"The economy must serve the people, not the other way around. Work is more than a way to make a living; it is form of continuing participation in God's creation."
U.S. Conference of Catholic Bishops
The challenges facing Black workers are vast. We suffer from some of the highest rates of unemployment and low wage work. In Chicago and nationally, more than 50% of Black workers are either unemployed or stuck working a low wage job. And to add insult to injury, a significant portion of low wage Black workers are victims of Wage Theft. Our Dignity of Work Campaign focuses on organizing marginalized Black workers to fight for access to good jobs, family-supporting wages and benefits, and freedom to speak up at work or form a union without fear of retaliation from employers.
Our Dignity of Work Campaign consist of four core areas:
- Jobs Vouchers for Formerly Incarcerated People - The State of Illinois spends around $25,000 per year for each person we incarcerate. The majority of these people are Black and Latino. As we work to end the criminalization of race and reduce the prison population, we're advocating for that money to be reinvested in the people and communities most impacted by racialized criminal justice system. That's why we're pushing for policy that will give a $15,000 tax credit to businesses that hire formerly incarcerated people, and pay them a living wage with benefits. But instead of the tax credit going directly to the business, it will be in the form of a voucher that is tied to the individual. The Jobs Voucher will be a big incentive for businesses to take a chance and hire someone with a criminal record.
- Increase the Minimum Wage - Around 40% of Black workers in Illinois are working in low wage jobs. That means they're not making enough money to support themselves and their families. The minimum wage in Illinois is $8.25 per hour. That means a single mother with two children, working full time at a minimum wage, would be living in poverty. No worker can survive on $8.25. That's why we're fighting for a $15 minimum wage.

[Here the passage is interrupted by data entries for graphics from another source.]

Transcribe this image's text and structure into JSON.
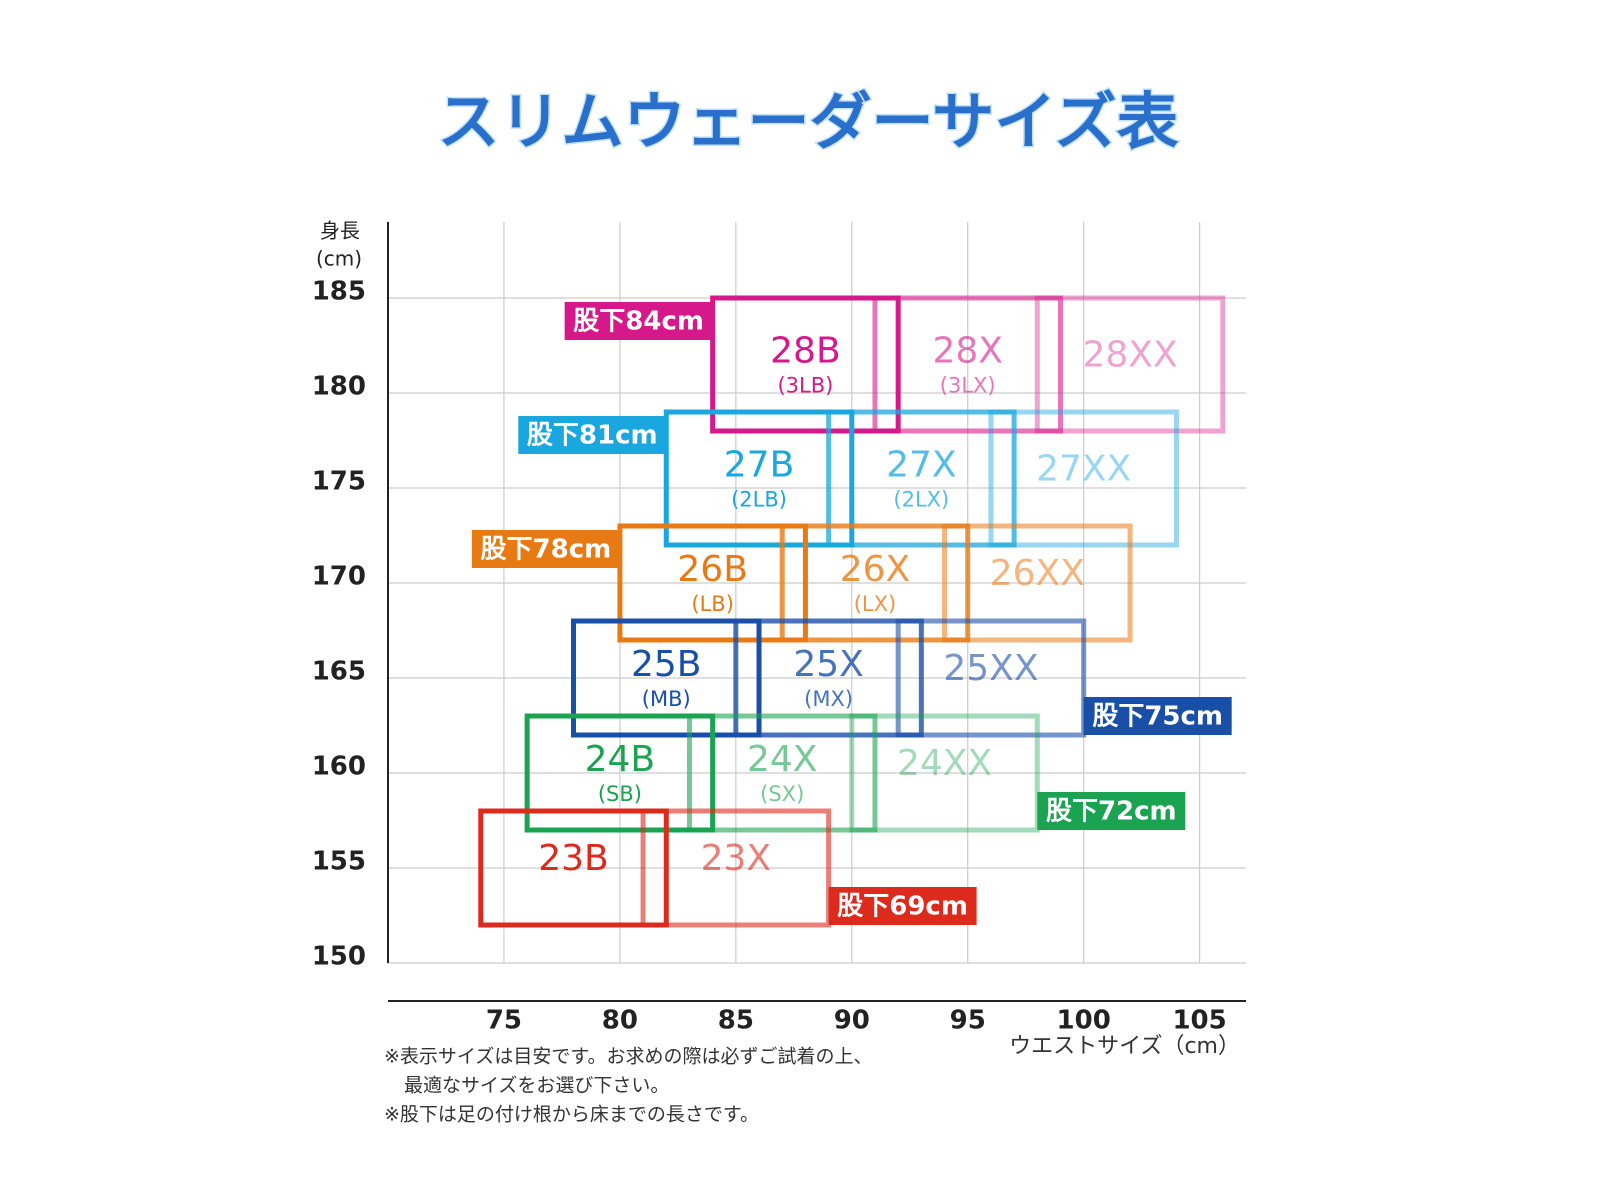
{
  "chart_data": {
    "type": "size-box",
    "title": "スリムウェーダーサイズ表",
    "ylabel": [
      "身長",
      "(cm)"
    ],
    "xlabel": "ウエストサイズ（cm）",
    "xlim": [
      70,
      107
    ],
    "xticks": [
      75,
      80,
      85,
      90,
      95,
      100,
      105
    ],
    "ylim": [
      150,
      189
    ],
    "yticks": [
      150,
      155,
      160,
      165,
      170,
      175,
      180,
      185
    ],
    "grid": true,
    "groups": [
      {
        "name": "股下84cm",
        "color": "#d6198a",
        "boxes": [
          {
            "label": "28B",
            "sublabel": "(3LB)",
            "x": [
              84,
              92
            ],
            "y": [
              178,
              185
            ],
            "opacity": 1
          },
          {
            "label": "28X",
            "sublabel": "(3LX)",
            "x": [
              91,
              99
            ],
            "y": [
              178,
              185
            ],
            "opacity": 0.6
          },
          {
            "label": "28XX",
            "x": [
              98,
              106
            ],
            "y": [
              178,
              185
            ],
            "opacity": 0.4
          }
        ]
      },
      {
        "name": "股下81cm",
        "color": "#1aa7e0",
        "boxes": [
          {
            "label": "27B",
            "sublabel": "(2LB)",
            "x": [
              82,
              90
            ],
            "y": [
              172,
              179
            ],
            "opacity": 1
          },
          {
            "label": "27X",
            "sublabel": "(2LX)",
            "x": [
              89,
              97
            ],
            "y": [
              172,
              179
            ],
            "opacity": 0.75
          },
          {
            "label": "27XX",
            "x": [
              96,
              104
            ],
            "y": [
              172,
              179
            ],
            "opacity": 0.45
          }
        ]
      },
      {
        "name": "股下78cm",
        "color": "#e87a14",
        "boxes": [
          {
            "label": "26B",
            "sublabel": "(LB)",
            "x": [
              80,
              88
            ],
            "y": [
              167,
              173
            ],
            "opacity": 1
          },
          {
            "label": "26X",
            "sublabel": "(LX)",
            "x": [
              87,
              95
            ],
            "y": [
              167,
              173
            ],
            "opacity": 0.8
          },
          {
            "label": "26XX",
            "x": [
              94,
              102
            ],
            "y": [
              167,
              173
            ],
            "opacity": 0.55
          }
        ]
      },
      {
        "name": "股下75cm",
        "color": "#1a4fa8",
        "boxes": [
          {
            "label": "25B",
            "sublabel": "(MB)",
            "x": [
              78,
              86
            ],
            "y": [
              162,
              168
            ],
            "opacity": 1
          },
          {
            "label": "25X",
            "sublabel": "(MX)",
            "x": [
              85,
              93
            ],
            "y": [
              162,
              168
            ],
            "opacity": 0.8
          },
          {
            "label": "25XX",
            "x": [
              92,
              100
            ],
            "y": [
              162,
              168
            ],
            "opacity": 0.6
          }
        ]
      },
      {
        "name": "股下72cm",
        "color": "#1aa351",
        "boxes": [
          {
            "label": "24B",
            "sublabel": "(SB)",
            "x": [
              76,
              84
            ],
            "y": [
              157,
              163
            ],
            "opacity": 1
          },
          {
            "label": "24X",
            "sublabel": "(SX)",
            "x": [
              83,
              91
            ],
            "y": [
              157,
              163
            ],
            "opacity": 0.6
          },
          {
            "label": "24XX",
            "x": [
              90,
              98
            ],
            "y": [
              157,
              163
            ],
            "opacity": 0.4
          }
        ]
      },
      {
        "name": "股下69cm",
        "color": "#dc2a1c",
        "boxes": [
          {
            "label": "23B",
            "x": [
              74,
              82
            ],
            "y": [
              152,
              158
            ],
            "opacity": 1
          },
          {
            "label": "23X",
            "x": [
              81,
              89
            ],
            "y": [
              152,
              158
            ],
            "opacity": 0.6
          }
        ]
      }
    ],
    "notes": [
      "※表示サイズは目安です。お求めの際は必ずご試着の上、",
      "最適なサイズをお選び下さい。",
      "※股下は足の付け根から床までの長さです。"
    ]
  }
}
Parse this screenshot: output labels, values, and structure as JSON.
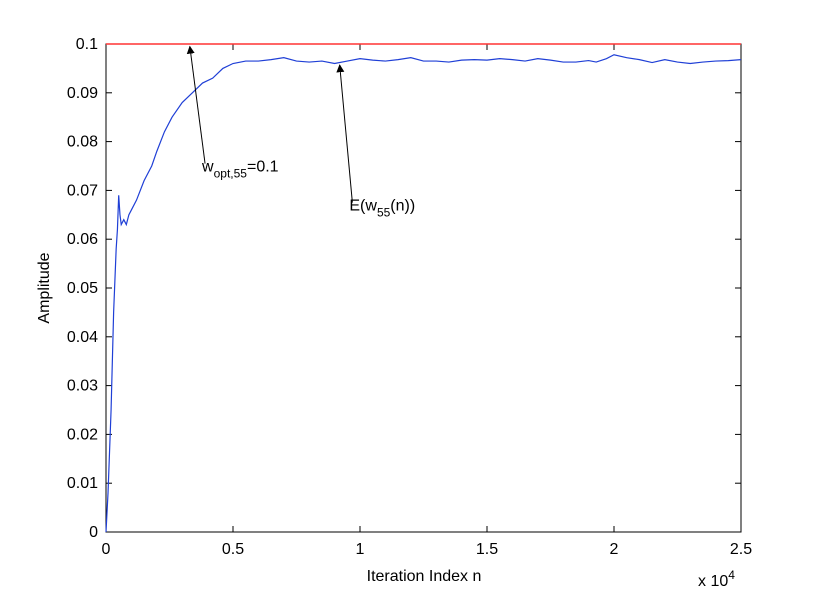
{
  "chart_data": {
    "type": "line",
    "title": "",
    "xlabel": "Iteration Index n",
    "ylabel": "Amplitude",
    "x_exponent_label": "x 10",
    "x_exponent_power": "4",
    "xlim": [
      0,
      25000
    ],
    "ylim": [
      0,
      0.1
    ],
    "xtick_values": [
      0,
      5000,
      10000,
      15000,
      20000,
      25000
    ],
    "xtick_labels": [
      "0",
      "0.5",
      "1",
      "1.5",
      "2",
      "2.5"
    ],
    "ytick_values": [
      0,
      0.01,
      0.02,
      0.03,
      0.04,
      0.05,
      0.06,
      0.07,
      0.08,
      0.09,
      0.1
    ],
    "ytick_labels": [
      "0",
      "0.01",
      "0.02",
      "0.03",
      "0.04",
      "0.05",
      "0.06",
      "0.07",
      "0.08",
      "0.09",
      "0.1"
    ],
    "grid": false,
    "colors": {
      "optimal": "#ff3333",
      "estimate": "#1f3fd6"
    },
    "series": [
      {
        "label_main": "E(w",
        "label_sub": "55",
        "label_tail": "(n))",
        "x": [
          0,
          80,
          200,
          300,
          400,
          450,
          500,
          550,
          600,
          700,
          800,
          900,
          1000,
          1200,
          1500,
          1800,
          2000,
          2300,
          2600,
          3000,
          3400,
          3800,
          4200,
          4600,
          5000,
          5500,
          6000,
          6500,
          7000,
          7500,
          8000,
          8500,
          9000,
          9500,
          10000,
          10500,
          11000,
          11500,
          12000,
          12500,
          13000,
          13500,
          14000,
          14500,
          15000,
          15500,
          16000,
          16500,
          17000,
          17500,
          18000,
          18500,
          19000,
          19300,
          19700,
          20000,
          20500,
          21000,
          21500,
          22000,
          22500,
          23000,
          23500,
          24000,
          24500,
          25000
        ],
        "y": [
          0,
          0.008,
          0.025,
          0.045,
          0.058,
          0.062,
          0.069,
          0.065,
          0.063,
          0.064,
          0.063,
          0.065,
          0.066,
          0.068,
          0.072,
          0.075,
          0.078,
          0.082,
          0.085,
          0.088,
          0.09,
          0.092,
          0.093,
          0.095,
          0.096,
          0.0965,
          0.0965,
          0.0968,
          0.0972,
          0.0965,
          0.0963,
          0.0965,
          0.096,
          0.0965,
          0.097,
          0.0967,
          0.0965,
          0.0968,
          0.0972,
          0.0965,
          0.0965,
          0.0963,
          0.0967,
          0.0968,
          0.0967,
          0.097,
          0.0968,
          0.0965,
          0.097,
          0.0967,
          0.0963,
          0.0963,
          0.0966,
          0.0963,
          0.097,
          0.0978,
          0.0972,
          0.0968,
          0.0962,
          0.0968,
          0.0963,
          0.096,
          0.0963,
          0.0965,
          0.0966,
          0.0968
        ]
      },
      {
        "label_main": "w",
        "label_sub": "opt,55",
        "label_tail": "=0.1",
        "x": [
          0,
          25000
        ],
        "y": [
          0.1,
          0.1
        ]
      }
    ],
    "annotations": [
      {
        "id": "optimal",
        "text_x": 3900,
        "text_y": 0.0755,
        "arrow_tip_x": 3300,
        "arrow_tip_y": 0.0995
      },
      {
        "id": "estimate",
        "text_x": 9700,
        "text_y": 0.0675,
        "arrow_tip_x": 9200,
        "arrow_tip_y": 0.0957
      }
    ]
  }
}
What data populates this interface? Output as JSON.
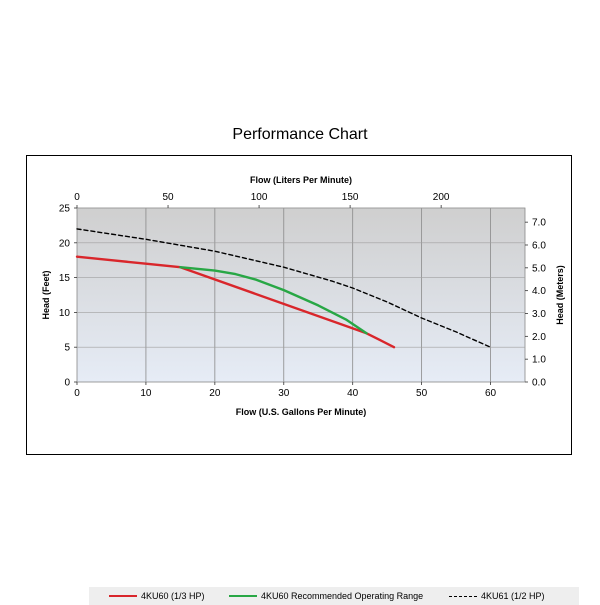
{
  "title": "Performance Chart",
  "chart_data": {
    "type": "line",
    "x_top_label": "Flow (Liters Per Minute)",
    "x_top_ticks": [
      "0",
      "50",
      "100",
      "150",
      "200"
    ],
    "x_top_tick_values": [
      0,
      50,
      100,
      150,
      200
    ],
    "xlabel": "Flow (U.S. Gallons Per Minute)",
    "x_ticks": [
      "0",
      "10",
      "20",
      "30",
      "40",
      "50",
      "60"
    ],
    "x_tick_values": [
      0,
      10,
      20,
      30,
      40,
      50,
      60
    ],
    "xlim": [
      0,
      65
    ],
    "ylabel": "Head (Feet)",
    "y_ticks": [
      "0",
      "5",
      "10",
      "15",
      "20",
      "25"
    ],
    "y_tick_values": [
      0,
      5,
      10,
      15,
      20,
      25
    ],
    "ylim": [
      0,
      25
    ],
    "y_right_label": "Head (Meters)",
    "y_right_ticks": [
      "0.0",
      "1.0",
      "2.0",
      "3.0",
      "4.0",
      "5.0",
      "6.0",
      "7.0"
    ],
    "y_right_tick_values": [
      0,
      1,
      2,
      3,
      4,
      5,
      6,
      7
    ],
    "y_right_lim": [
      0,
      7.62
    ],
    "grid": true,
    "legend_position": "bottom",
    "series": [
      {
        "name": "4KU60 (1/3 HP)",
        "color": "#d9262b",
        "style": "solid",
        "points": [
          [
            0,
            18
          ],
          [
            5,
            17.5
          ],
          [
            10,
            17
          ],
          [
            15,
            16.5
          ],
          [
            42,
            7
          ],
          [
            44,
            6
          ],
          [
            46,
            5
          ]
        ]
      },
      {
        "name": "4KU60 Recommended Operating Range",
        "color": "#28a745",
        "style": "solid",
        "points": [
          [
            15,
            16.5
          ],
          [
            20,
            16
          ],
          [
            23,
            15.5
          ],
          [
            26,
            14.7
          ],
          [
            30,
            13.2
          ],
          [
            35,
            11
          ],
          [
            39,
            9
          ],
          [
            42,
            7
          ]
        ]
      },
      {
        "name": "4KU61 (1/2 HP)",
        "color": "#000000",
        "style": "dashed",
        "points": [
          [
            0,
            22
          ],
          [
            10,
            20.5
          ],
          [
            20,
            18.8
          ],
          [
            30,
            16.5
          ],
          [
            37,
            14.5
          ],
          [
            40,
            13.5
          ],
          [
            45,
            11.5
          ],
          [
            50,
            9.2
          ],
          [
            55,
            7.2
          ],
          [
            60,
            5
          ]
        ]
      }
    ]
  }
}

- The Blacks in Construction Project - There is a long history of anti-Black bias and discrimination in the construction industry. Our organization is fighting against racial discrimination and for equal opportunity in one of the few industries that pays family-supporting wages. Black workers are grossly underrepresented in the construction sector in the Chicago area. Although Blacks represent over 30% of the City of Chicago's population, they make up less than 5% of the construction workforce. We are working with our allies at the Coalition of Black Trade Unionist (CBTU) to put an end to the discrimination against Black workers in construction.
- End Wage Theft - It's ironic that while Black people are the most criminalized group in this country, we are at the same time the criminalized by employers through the stealing of our wages. Our leaders have been surveying Black workers throughout the City of Chicago, and we've discovered that more than 60% them have been victims of Wage Theft. But due to a lack of awareness or the belief that any job is better than no job, none of the workers we surveyed filed a complaint or tried to fight to recoup their wages. Our organization is committed to raising awareness in the Black community about Wage Theft, and organizing Black workers to fight to get back the money that's been stolen from them.